To: Spiral Dancer-- Yes it was ok to pose what you did about Orwell. (I'm guessing your referring to George Orwell. I'm reading 1984 now) When people vote for the death penalty, I don't think the vast majority really stop and think "too deeply" about the mechanics of it. How it is applied, who it's reserved for and most of all, that they're voting to kill/murder/execute another human being. One that could easily be their brother, sister, mother, father, cousin, uncle or some one they grew up with. Or that despite this one mistake they made, or were accused of making, they were /are some one's son/daughter with souls and human abilities most people never get to see. I've met some pretty gruesome men on the row over the years, but the vast majority of the men I've come to know, despite their crimes, are just every day normal human beings that sit in a cell for 20-30 years and waste away. Their true characters are never seen, their dreams are never realized and the only thing that is remembered about them, is not any good they ever did, but the worst thing they ever did/or were accused of doing. So it is easy for someone to say "I'm for the death penalty", when the human aspect is eliminated from the equation. Can you tell me which Orwell book you quoted from?
Thanks for your sharing and support.
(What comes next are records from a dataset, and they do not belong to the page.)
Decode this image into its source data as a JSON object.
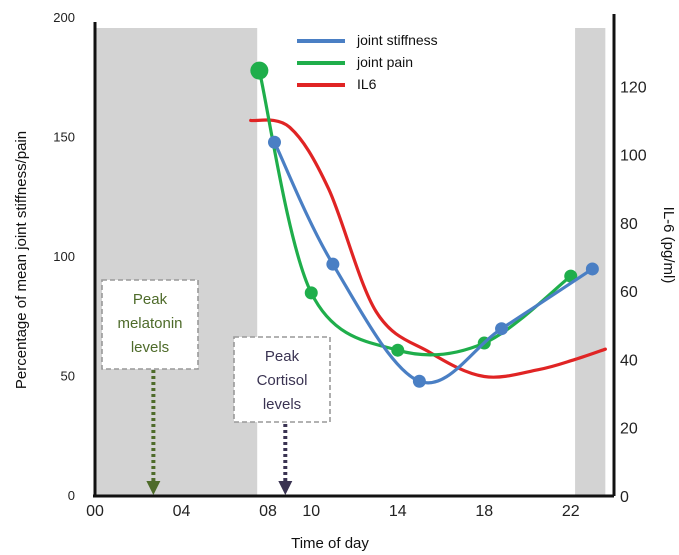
{
  "chart_data": {
    "type": "line",
    "xlabel": "Time of day",
    "ylabel_left": "Percentage of mean joint stiffness/pain",
    "ylabel_right": "IL-6 (pg/ml)",
    "x_ticks": [
      {
        "label": "00",
        "value": 0
      },
      {
        "label": "04",
        "value": 4
      },
      {
        "label": "08",
        "value": 8
      },
      {
        "label": "10",
        "value": 10
      },
      {
        "label": "14",
        "value": 14
      },
      {
        "label": "18",
        "value": 18
      },
      {
        "label": "22",
        "value": 22
      }
    ],
    "xlim": [
      0,
      24
    ],
    "ylim_left": [
      0,
      200
    ],
    "ylim_right": [
      0,
      140
    ],
    "y_left_ticks": [
      0,
      50,
      100,
      150,
      200
    ],
    "y_right_ticks": [
      0,
      20,
      40,
      60,
      80,
      100,
      120
    ],
    "shaded_regions": [
      [
        0,
        7.5
      ],
      [
        22.2,
        23.6
      ]
    ],
    "legend_position": "top-center",
    "series": [
      {
        "name": "joint stiffness",
        "color": "#4a7fc4",
        "axis": "left",
        "points": [
          [
            8.3,
            148
          ],
          [
            11,
            97
          ],
          [
            15,
            48
          ],
          [
            18.8,
            70
          ],
          [
            23,
            95
          ]
        ]
      },
      {
        "name": "joint pain",
        "color": "#1fae4b",
        "axis": "left",
        "points": [
          [
            7.6,
            178
          ],
          [
            10,
            85
          ],
          [
            14,
            61
          ],
          [
            18,
            64
          ],
          [
            22,
            92
          ]
        ]
      },
      {
        "name": "IL6",
        "color": "#e02424",
        "axis": "right",
        "curve": [
          [
            7.2,
            110
          ],
          [
            9,
            108
          ],
          [
            10.8,
            90
          ],
          [
            13,
            54
          ],
          [
            15.5,
            42
          ],
          [
            18,
            35
          ],
          [
            20.5,
            37
          ],
          [
            22.2,
            40
          ],
          [
            23.6,
            43
          ]
        ]
      }
    ],
    "annotations": [
      {
        "id": "melatonin",
        "lines": [
          "Peak",
          "melatonin",
          "levels"
        ],
        "arrow_x": 2.7,
        "color": "#4e6b2a"
      },
      {
        "id": "cortisol",
        "lines": [
          "Peak",
          "Cortisol",
          "levels"
        ],
        "arrow_x": 8.8,
        "color": "#3a3352"
      }
    ]
  }
}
BD


Petit fleur said...

Hi my friend,

I agree that the government is just screwed. Same thing was happening during that whole Iran / Contra thing with ole Ollie North... Nobody seems to remember that. Selling ammo to the middle east on the sly then publicly denouncing their wars. You are so right, and it's infuriating.

Shall I take a trip to Conn. and kick her ass! :0

Your responses to all of your comments were beautiful.
I love you. xoxoxoxo

Ms. Moon said...

It is good to have this perspective- one we hardly ever get. Thank-you.
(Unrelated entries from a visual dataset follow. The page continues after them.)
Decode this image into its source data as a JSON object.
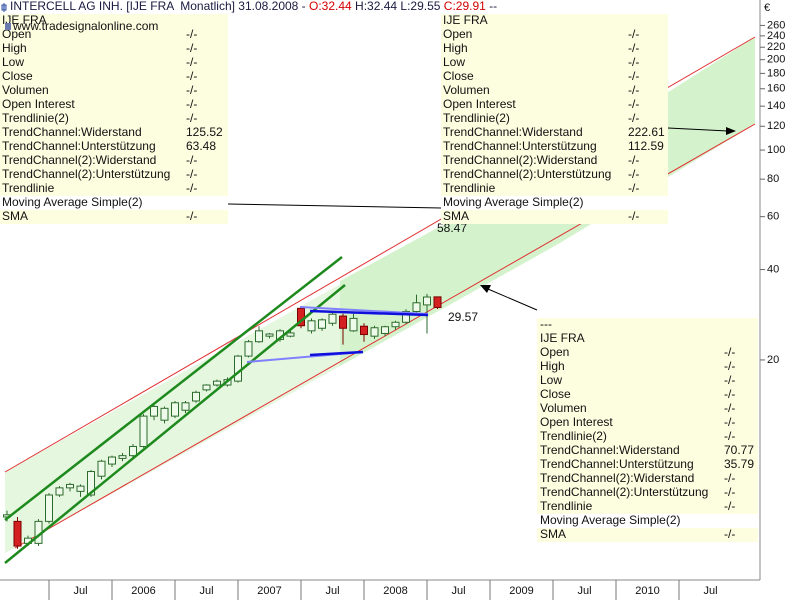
{
  "chart_data": {
    "type": "candlestick",
    "title_parts": [
      {
        "text": "INTERCELL AG INH. [IJE FRA  Monatlich] 31.08.2008 - ",
        "color": "#1a1a40"
      },
      {
        "text": "O:32.44",
        "color": "#d40000"
      },
      {
        "text": " H:32.44 L:29.55 ",
        "color": "#1a1a40"
      },
      {
        "text": "C:29.91",
        "color": "#d40000"
      },
      {
        "text": " --",
        "color": "#1a1a40"
      }
    ],
    "watermark": "www.tradesignalonline.com",
    "y_axis_label": "€",
    "log_scale": true,
    "up_color": "#eefbea",
    "up_edge": "#2d6b2d",
    "down_color": "#d42020",
    "down_edge": "#7a0000",
    "x": [
      "2005-03",
      "2005-04",
      "2005-05",
      "2005-06",
      "2005-07",
      "2005-08",
      "2005-09",
      "2005-10",
      "2005-11",
      "2005-12",
      "2006-01",
      "2006-02",
      "2006-03",
      "2006-04",
      "2006-05",
      "2006-06",
      "2006-07",
      "2006-08",
      "2006-09",
      "2006-10",
      "2006-11",
      "2006-12",
      "2007-01",
      "2007-02",
      "2007-03",
      "2007-04",
      "2007-05",
      "2007-06",
      "2007-07",
      "2007-08",
      "2007-09",
      "2007-10",
      "2007-11",
      "2007-12",
      "2008-01",
      "2008-02",
      "2008-03",
      "2008-04",
      "2008-05",
      "2008-06",
      "2008-07",
      "2008-08"
    ],
    "open": [
      6.0,
      5.8,
      4.9,
      4.9,
      5.8,
      7.1,
      7.5,
      7.3,
      7.1,
      8.2,
      9.0,
      9.4,
      9.6,
      10.3,
      13.0,
      12.6,
      13.0,
      13.6,
      14.6,
      15.9,
      16.5,
      16.5,
      17.0,
      20.6,
      23.0,
      24.0,
      23.4,
      24.0,
      29.7,
      25.0,
      25.5,
      26.5,
      28.0,
      25.0,
      25.9,
      24.0,
      24.5,
      25.8,
      26.7,
      29.0,
      30.5,
      32.44
    ],
    "high": [
      6.3,
      6.0,
      5.2,
      5.9,
      7.2,
      7.6,
      7.8,
      7.7,
      8.6,
      9.3,
      9.6,
      9.8,
      10.5,
      13.2,
      14.2,
      14.0,
      14.6,
      14.6,
      15.8,
      16.6,
      17.2,
      17.5,
      20.8,
      23.3,
      25.9,
      24.6,
      25.3,
      25.0,
      30.0,
      27.5,
      27.5,
      28.8,
      28.5,
      28.5,
      26.5,
      26.0,
      26.0,
      27.0,
      29.5,
      33.0,
      33.2,
      32.44
    ],
    "low": [
      5.8,
      4.7,
      4.8,
      4.8,
      5.7,
      7.0,
      7.3,
      7.0,
      7.0,
      8.0,
      8.8,
      9.2,
      9.4,
      10.2,
      12.6,
      12.3,
      12.8,
      13.3,
      14.4,
      15.7,
      16.3,
      16.3,
      16.8,
      20.4,
      22.8,
      23.6,
      23.0,
      23.8,
      25.5,
      24.5,
      25.0,
      26.0,
      22.5,
      24.8,
      23.0,
      23.5,
      24.0,
      25.2,
      26.3,
      28.8,
      24.5,
      29.55
    ],
    "close": [
      6.1,
      4.8,
      5.1,
      5.8,
      7.1,
      7.5,
      7.7,
      7.6,
      8.5,
      9.2,
      9.5,
      9.6,
      10.3,
      13.0,
      14.0,
      13.8,
      14.4,
      14.4,
      15.6,
      16.5,
      17.0,
      17.2,
      20.6,
      23.0,
      25.0,
      24.4,
      25.0,
      24.6,
      26.0,
      27.0,
      27.2,
      28.4,
      25.5,
      27.5,
      24.3,
      25.6,
      25.8,
      26.7,
      29.0,
      31.0,
      32.4,
      29.91
    ],
    "xlim": [
      "2005-02",
      "2011-02"
    ],
    "xticks": [
      {
        "value": "2005-07",
        "label": "Jul"
      },
      {
        "value": "2006-01",
        "label": "2006"
      },
      {
        "value": "2006-07",
        "label": "Jul"
      },
      {
        "value": "2007-01",
        "label": "2007"
      },
      {
        "value": "2007-07",
        "label": "Jul"
      },
      {
        "value": "2008-01",
        "label": "2008"
      },
      {
        "value": "2008-07",
        "label": "Jul"
      },
      {
        "value": "2009-01",
        "label": "2009"
      },
      {
        "value": "2009-07",
        "label": "Jul"
      },
      {
        "value": "2010-01",
        "label": "2010"
      },
      {
        "value": "2010-07",
        "label": "Jul"
      }
    ],
    "ylim": [
      3.7,
      316
    ],
    "yticks": [
      20,
      40,
      60,
      80,
      100,
      120,
      140,
      160,
      180,
      200,
      220,
      240,
      260
    ],
    "annotations": [
      {
        "text": "58.47",
        "color": "#d40000"
      },
      {
        "text": "29.57",
        "color": "#d40000"
      }
    ]
  },
  "panels": [
    {
      "headers": [
        "IJE FRA"
      ],
      "rows": [
        [
          "Open",
          "-/-"
        ],
        [
          "High",
          "-/-"
        ],
        [
          "Low",
          "-/-"
        ],
        [
          "Close",
          "-/-"
        ],
        [
          "Volumen",
          "-/-"
        ],
        [
          "Open Interest",
          "-/-"
        ],
        [
          "Trendlinie(2)",
          "-/-"
        ],
        [
          "TrendChannel:Widerstand",
          "125.52"
        ],
        [
          "TrendChannel:Unterstützung",
          "63.48"
        ],
        [
          "TrendChannel(2):Widerstand",
          "-/-"
        ],
        [
          "TrendChannel(2):Unterstützung",
          "-/-"
        ],
        [
          "Trendlinie",
          "-/-"
        ],
        [
          "Moving Average Simple(2)"
        ],
        [
          "SMA",
          "-/-"
        ]
      ]
    },
    {
      "headers": [
        "IJE FRA"
      ],
      "rows": [
        [
          "Open",
          "-/-"
        ],
        [
          "High",
          "-/-"
        ],
        [
          "Low",
          "-/-"
        ],
        [
          "Close",
          "-/-"
        ],
        [
          "Volumen",
          "-/-"
        ],
        [
          "Open Interest",
          "-/-"
        ],
        [
          "Trendlinie(2)",
          "-/-"
        ],
        [
          "TrendChannel:Widerstand",
          "222.61"
        ],
        [
          "TrendChannel:Unterstützung",
          "112.59"
        ],
        [
          "TrendChannel(2):Widerstand",
          "-/-"
        ],
        [
          "TrendChannel(2):Unterstützung",
          "-/-"
        ],
        [
          "Trendlinie",
          "-/-"
        ],
        [
          "Moving Average Simple(2)"
        ],
        [
          "SMA",
          "-/-"
        ]
      ]
    },
    {
      "headers": [
        "---",
        "IJE FRA"
      ],
      "rows": [
        [
          "Open",
          "-/-"
        ],
        [
          "High",
          "-/-"
        ],
        [
          "Low",
          "-/-"
        ],
        [
          "Close",
          "-/-"
        ],
        [
          "Volumen",
          "-/-"
        ],
        [
          "Open Interest",
          "-/-"
        ],
        [
          "Trendlinie(2)",
          "-/-"
        ],
        [
          "TrendChannel:Widerstand",
          "70.77"
        ],
        [
          "TrendChannel:Unterstützung",
          "35.79"
        ],
        [
          "TrendChannel(2):Widerstand",
          "-/-"
        ],
        [
          "TrendChannel(2):Unterstützung",
          "-/-"
        ],
        [
          "Trendlinie",
          "-/-"
        ],
        [
          "Moving Average Simple(2)"
        ],
        [
          "SMA",
          "-/-"
        ]
      ]
    }
  ]
}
Identify with Dexter said...

I really appreciate your openness and easy-to-understand fact sharing around the subject of the death penalty. This post led to a great discussion between my partner and I. Before I could list all your great points, he listed his, which were very akin to yours. He also mentioned that states with the death penalty don't have an appointed person to do the actual job, but instead hire an anonymous person and pay big bucks to do so. It's as if the government isn't owning up to the fact that they are, in fact, killing human lives by having to hire anonymously. I think it feels like the mafia: the big guy won't do the killing, but he'll get some other underneath guy to do it for him. It's underhanded and contradictory, like so many messages our government sends. I've never agreed with the death penalty and think your willingness to discuss your experience inside will be an eye-opener for many people who bump into your blog. Thank you.

Zengoof said...

"A borrowed peace." Well said, BD.

For me, the most compelling argument against the death penalty is what is does to us -- all of us. Every time the State deliberately kills someone, we as citizens of the State are complicit. And with each person killed, we become a little harder, a little colder, a little less human.

I imagine you face that struggle constantly, bombarded with all manner of discharge the natural reaction to which is to become a little harder, a little colder, a little less human. Hang in there, BD, you are a remarkable person.